2-stage workflow that splits investigation from fix-application. Lower failure rate.

**Usage:**
```sh
wf-survey-then-fix /nvmetank1/projects/<repo> <branch-suffix> "<bug-pattern-description>" [--rebuild]
```

**Stage 1 (5-7 turns, $0.10):** or-loop produces `SURVEY.md` with 3 candidates (file:line, evidence, suggested-fix). Commits SURVEY.md.

**Stage 2 (12-15 turns, $0.20):** or-loop reads SURVEY.md, applies each fix surgically. Commits.

**Always produces a committable artifact** even if stage 2 stalls (SURVEY.md remains as audit trail).

**When to use:**
- Prefer for "find-and-fix N bugs" prompts (wf-survey-then-fix wins ~70% vs wf-fix-loop ~50%)
- Use plain wf-fix-loop only when target is **specific and known** (e.g. "add csrf_check to these 3 specific routes")

**Smoke-test result 2026-05-05:** PR yoga#88 (href-hash-placeholders), $0.03, 3 files +47/-7, 3 SURVEY.md candidates → all 3 fix-attempts in stage 2.

## Cost snapshot (typical runs)

| Run-type | Cost | Wall-clock |
|---|---|---|
| or-loop trivial (smoke-test) | $0.001 | 30s |
| wf-fix-loop simple-fix (1 file) | $0.04 | 4-6 min |
| wf-fix-loop hunt-and-fix (3-5 files) | $0.05-0.10 | 8-12 min |
| wf-survey-then-fix end-to-end | $0.03-0.10 | 4-8 min |

OR balance check: `agent-quota-poll get openrouter`.

## Anti-patterns (learned the hard way)

1. **Don't ask qwen3-coder-plus to "find AND fix" in one prompt** — split via wf-survey-then-fix.
2. **Don't run multiple or-loop instances on overlapping repos** — same-file race conditions.
3. **Don't trust max-turns alone** — also set --max-cost (some prompts burn budget on 5-turn loops with huge contexts).
4. **Don't forget the wrap-up commit** — system prompt enforces it but qwen sometimes skips. Orchestrator wrappers (wf-fix-loop / wf-survey-then-fix) auto-commit-on-exit as safety net.

## Tool-call truncation fix (2026-05-05)

**Symptom:** qwen (and other models on Alibaba/OR providers) returned `<400> InvalidParameter: function.arguments must be in JSON format` after `[turn N] out=4096 finish=tool_calls` — never a clean tool_call dispatch.

**Root cause:** `or-loop` had `max_tokens: 4096` hardcoded. A `write_file` payload >~3KB blew the cap → JSON tool-args got truncated mid-string → upstream provider rejected.
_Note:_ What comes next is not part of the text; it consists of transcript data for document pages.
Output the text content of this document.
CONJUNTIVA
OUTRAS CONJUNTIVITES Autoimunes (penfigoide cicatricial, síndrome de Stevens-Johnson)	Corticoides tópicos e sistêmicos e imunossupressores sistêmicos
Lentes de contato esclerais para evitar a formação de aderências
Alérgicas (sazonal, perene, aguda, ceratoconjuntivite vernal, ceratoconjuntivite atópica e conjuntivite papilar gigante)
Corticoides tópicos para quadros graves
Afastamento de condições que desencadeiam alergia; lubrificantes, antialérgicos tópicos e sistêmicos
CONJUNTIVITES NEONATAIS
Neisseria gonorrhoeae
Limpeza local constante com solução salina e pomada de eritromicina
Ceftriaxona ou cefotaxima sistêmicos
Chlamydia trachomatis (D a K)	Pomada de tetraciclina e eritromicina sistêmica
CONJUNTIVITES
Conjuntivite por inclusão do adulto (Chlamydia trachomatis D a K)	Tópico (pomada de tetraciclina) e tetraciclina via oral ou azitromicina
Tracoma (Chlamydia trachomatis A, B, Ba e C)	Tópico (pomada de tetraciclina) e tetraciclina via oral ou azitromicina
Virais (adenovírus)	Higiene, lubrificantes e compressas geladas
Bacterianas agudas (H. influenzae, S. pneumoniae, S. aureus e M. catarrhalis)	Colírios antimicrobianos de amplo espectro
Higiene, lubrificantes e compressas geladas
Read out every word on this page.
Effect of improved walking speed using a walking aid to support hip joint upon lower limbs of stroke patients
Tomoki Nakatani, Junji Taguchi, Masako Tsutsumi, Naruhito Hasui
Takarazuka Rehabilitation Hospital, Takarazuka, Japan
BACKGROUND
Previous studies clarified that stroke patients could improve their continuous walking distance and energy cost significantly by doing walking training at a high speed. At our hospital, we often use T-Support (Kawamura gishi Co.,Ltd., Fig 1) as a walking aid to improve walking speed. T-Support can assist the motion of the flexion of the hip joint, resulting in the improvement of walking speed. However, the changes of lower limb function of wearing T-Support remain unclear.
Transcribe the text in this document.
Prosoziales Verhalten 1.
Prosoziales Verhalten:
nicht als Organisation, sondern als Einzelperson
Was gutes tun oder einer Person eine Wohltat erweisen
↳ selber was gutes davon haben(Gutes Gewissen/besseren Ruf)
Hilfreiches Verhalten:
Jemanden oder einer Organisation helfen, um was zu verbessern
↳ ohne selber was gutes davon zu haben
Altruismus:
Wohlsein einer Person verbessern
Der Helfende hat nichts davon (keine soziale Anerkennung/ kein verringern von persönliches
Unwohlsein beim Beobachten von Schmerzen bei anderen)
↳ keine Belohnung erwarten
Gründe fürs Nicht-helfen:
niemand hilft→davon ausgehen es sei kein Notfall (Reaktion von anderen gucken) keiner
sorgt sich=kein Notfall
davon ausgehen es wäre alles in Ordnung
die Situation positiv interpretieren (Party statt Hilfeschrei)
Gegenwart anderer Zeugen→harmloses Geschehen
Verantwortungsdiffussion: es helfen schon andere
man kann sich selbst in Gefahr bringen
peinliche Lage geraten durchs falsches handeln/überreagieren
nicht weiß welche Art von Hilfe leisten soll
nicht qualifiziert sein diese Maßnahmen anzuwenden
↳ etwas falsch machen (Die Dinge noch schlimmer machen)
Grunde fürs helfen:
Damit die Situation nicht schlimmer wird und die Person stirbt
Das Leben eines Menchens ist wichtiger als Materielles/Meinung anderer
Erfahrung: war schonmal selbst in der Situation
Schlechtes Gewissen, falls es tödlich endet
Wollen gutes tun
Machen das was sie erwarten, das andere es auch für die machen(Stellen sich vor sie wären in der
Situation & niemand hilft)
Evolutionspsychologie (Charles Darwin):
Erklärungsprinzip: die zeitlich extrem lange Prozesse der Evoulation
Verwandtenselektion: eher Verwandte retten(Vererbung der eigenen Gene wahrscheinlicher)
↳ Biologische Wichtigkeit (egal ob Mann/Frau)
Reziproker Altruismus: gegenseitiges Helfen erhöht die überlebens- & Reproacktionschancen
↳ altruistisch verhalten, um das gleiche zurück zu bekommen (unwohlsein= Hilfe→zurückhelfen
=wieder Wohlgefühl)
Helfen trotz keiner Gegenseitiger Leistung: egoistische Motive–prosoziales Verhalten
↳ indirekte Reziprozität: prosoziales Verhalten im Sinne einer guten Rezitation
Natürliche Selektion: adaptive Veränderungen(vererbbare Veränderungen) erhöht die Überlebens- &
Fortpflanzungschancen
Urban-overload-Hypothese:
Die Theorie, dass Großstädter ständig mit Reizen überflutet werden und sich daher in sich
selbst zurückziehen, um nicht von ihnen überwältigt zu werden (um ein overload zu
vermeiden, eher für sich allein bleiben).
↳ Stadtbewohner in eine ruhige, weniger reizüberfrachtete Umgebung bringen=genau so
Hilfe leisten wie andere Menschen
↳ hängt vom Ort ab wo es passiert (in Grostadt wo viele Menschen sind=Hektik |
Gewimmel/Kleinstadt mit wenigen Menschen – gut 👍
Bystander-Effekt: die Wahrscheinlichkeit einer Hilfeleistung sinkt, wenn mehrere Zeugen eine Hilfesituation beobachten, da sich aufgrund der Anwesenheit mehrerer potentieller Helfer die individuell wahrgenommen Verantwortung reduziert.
**Fix applied 2026-05-05:** raised default to 16384, env-overridable via `OR_LOOP_MAX_TOKENS`. See `/usr/local/bin/or-loop` line ~239.

**How to spot the failure pattern:** `out=4096` exactly + `finish=tool_calls` + next turn HTTP 400 with InvalidParameter. Don't switch model — bump cap.